Small sample size was a major limitation of the study; results must be interpreted with caution. Another limitation was the relatively long test-retest period, so patients could have been influenced by the favourable natural course and a positive change in pain and activities might have occurred. These developments changed the perception of low back pain that might have negatively biased the test-retest reliability results. One problem inherent of this kind is to minimize treatment influence; hence, all data was collected just before the two interventions. However, an explanation of the changed IPQ-B score might be that internal and/or external influences between both administrations have affected patients’ perceptions of low back pain.

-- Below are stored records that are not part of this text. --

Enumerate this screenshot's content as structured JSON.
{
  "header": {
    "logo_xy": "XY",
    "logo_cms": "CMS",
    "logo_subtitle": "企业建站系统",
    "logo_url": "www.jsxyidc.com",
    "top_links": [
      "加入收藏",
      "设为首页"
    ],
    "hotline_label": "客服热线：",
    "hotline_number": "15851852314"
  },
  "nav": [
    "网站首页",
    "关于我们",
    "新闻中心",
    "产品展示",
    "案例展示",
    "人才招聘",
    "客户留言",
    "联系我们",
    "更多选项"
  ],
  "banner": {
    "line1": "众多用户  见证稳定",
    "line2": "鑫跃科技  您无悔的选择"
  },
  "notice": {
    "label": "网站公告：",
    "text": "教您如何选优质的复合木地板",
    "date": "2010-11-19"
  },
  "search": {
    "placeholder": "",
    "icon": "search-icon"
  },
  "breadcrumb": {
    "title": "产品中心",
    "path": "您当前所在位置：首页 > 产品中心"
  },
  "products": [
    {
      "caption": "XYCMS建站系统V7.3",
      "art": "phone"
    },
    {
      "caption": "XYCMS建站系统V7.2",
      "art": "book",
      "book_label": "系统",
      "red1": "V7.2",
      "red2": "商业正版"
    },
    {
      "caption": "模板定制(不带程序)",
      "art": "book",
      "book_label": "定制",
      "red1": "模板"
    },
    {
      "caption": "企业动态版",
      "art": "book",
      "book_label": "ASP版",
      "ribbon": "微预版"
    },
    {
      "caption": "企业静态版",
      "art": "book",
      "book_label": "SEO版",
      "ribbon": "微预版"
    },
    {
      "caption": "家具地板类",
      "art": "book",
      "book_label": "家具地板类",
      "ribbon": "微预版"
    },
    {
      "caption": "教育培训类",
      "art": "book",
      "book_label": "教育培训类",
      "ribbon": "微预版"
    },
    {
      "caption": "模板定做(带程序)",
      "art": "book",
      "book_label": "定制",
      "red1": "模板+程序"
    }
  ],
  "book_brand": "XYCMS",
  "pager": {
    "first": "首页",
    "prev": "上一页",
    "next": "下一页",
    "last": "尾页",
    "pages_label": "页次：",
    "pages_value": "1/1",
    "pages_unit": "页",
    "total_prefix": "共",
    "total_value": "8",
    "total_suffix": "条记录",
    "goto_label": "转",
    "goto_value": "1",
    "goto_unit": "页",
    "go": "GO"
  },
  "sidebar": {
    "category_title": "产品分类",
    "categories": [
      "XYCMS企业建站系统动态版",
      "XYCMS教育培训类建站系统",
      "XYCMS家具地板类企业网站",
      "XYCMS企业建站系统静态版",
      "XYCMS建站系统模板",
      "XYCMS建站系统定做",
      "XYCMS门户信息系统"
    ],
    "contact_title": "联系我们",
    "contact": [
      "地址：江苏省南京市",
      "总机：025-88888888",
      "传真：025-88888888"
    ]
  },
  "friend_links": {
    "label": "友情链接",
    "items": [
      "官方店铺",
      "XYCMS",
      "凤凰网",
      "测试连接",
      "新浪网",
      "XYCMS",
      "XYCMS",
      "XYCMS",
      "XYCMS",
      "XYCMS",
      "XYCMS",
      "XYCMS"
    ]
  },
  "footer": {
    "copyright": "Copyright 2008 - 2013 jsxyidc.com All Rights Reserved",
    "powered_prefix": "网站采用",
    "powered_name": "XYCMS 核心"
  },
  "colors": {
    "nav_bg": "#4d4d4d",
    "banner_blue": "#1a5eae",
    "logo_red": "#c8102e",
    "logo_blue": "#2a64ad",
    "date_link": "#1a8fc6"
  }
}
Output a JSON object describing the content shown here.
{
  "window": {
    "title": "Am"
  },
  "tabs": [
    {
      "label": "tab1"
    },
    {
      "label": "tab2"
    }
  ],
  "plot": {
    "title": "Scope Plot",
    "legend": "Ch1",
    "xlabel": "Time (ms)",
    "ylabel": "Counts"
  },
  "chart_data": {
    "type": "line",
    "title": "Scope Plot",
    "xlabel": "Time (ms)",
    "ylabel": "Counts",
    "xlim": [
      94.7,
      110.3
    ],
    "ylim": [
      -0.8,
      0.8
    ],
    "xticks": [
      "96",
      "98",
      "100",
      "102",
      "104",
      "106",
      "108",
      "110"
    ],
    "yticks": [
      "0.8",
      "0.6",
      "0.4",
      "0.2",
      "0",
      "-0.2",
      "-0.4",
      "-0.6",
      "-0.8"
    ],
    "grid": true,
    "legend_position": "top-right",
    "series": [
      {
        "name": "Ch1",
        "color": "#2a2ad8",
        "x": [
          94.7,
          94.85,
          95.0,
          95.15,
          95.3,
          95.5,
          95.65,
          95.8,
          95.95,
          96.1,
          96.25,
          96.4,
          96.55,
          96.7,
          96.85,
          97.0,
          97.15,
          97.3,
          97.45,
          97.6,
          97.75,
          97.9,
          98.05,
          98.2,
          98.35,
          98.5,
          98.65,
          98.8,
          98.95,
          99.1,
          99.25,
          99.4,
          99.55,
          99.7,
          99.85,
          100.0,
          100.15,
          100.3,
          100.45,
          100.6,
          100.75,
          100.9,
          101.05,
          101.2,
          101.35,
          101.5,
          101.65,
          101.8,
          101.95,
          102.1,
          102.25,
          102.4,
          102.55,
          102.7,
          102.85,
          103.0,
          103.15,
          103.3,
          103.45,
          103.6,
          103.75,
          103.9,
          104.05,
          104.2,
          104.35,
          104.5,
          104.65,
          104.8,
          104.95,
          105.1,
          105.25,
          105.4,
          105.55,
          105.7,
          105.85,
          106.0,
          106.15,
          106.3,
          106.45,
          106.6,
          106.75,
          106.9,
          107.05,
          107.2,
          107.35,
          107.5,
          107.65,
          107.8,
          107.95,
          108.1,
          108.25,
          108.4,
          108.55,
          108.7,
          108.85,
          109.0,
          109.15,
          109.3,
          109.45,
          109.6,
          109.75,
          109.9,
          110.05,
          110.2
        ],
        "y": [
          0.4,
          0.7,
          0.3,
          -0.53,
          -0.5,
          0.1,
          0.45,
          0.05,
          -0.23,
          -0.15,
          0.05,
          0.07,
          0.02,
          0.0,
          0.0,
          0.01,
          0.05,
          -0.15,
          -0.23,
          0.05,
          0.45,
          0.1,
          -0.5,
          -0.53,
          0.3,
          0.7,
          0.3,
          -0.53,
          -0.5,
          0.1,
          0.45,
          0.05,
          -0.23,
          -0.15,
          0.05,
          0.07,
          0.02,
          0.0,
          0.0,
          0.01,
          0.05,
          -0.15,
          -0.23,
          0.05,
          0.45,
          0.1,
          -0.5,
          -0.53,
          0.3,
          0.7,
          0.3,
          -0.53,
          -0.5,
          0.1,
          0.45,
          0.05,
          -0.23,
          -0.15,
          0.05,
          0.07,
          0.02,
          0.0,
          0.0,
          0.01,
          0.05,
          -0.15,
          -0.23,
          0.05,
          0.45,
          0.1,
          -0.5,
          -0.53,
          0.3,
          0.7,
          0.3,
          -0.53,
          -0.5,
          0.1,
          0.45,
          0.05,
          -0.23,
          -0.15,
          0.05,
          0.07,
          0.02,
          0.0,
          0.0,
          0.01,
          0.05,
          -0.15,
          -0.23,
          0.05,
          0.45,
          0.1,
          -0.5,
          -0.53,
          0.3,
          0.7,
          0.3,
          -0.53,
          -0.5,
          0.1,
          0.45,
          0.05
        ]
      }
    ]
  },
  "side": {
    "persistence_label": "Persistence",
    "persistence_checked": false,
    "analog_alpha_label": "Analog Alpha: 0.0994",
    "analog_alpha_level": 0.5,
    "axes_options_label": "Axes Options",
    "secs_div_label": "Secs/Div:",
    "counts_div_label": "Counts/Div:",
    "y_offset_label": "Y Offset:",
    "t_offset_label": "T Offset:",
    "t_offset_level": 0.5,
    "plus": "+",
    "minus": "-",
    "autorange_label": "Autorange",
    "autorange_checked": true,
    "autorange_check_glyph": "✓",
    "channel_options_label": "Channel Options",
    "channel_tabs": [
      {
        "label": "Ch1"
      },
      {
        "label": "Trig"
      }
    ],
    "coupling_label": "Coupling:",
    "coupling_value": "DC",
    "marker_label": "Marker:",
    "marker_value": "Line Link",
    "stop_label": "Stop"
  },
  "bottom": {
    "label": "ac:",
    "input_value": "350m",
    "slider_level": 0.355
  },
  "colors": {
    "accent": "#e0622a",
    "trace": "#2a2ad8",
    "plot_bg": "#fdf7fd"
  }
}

Main and George emphasized the importance of measuring a patient’s perception as part of a more psychologically informed physical therapy practice . The goal of doing so is to identify and alter the patient’s perception of musculoskeletal pain and response to pain in his or her daily coping behavior, as a patient’s cognition of his or her pain and disability might be essential for decreasing musculoskeletal disorders and for a more rapid recovery . Therefore, we emphasize the need for measuring patient pain perception for several musculoskeletal disorders. At the same time, we need to acknowledge the complexity of this multilevel representation and the problems patients might have interpreting the items of instruments measuring this psychological construct. In this regard, we support the use of the IPQ-B in primary care physical therapy management, as it is a useful instrument to assess patients’ initial perceptions of their disorder. Such assessments should address more negative perceptions of patients’ back pain, with the aim of decreasing the risk of more chronic low back pain problems.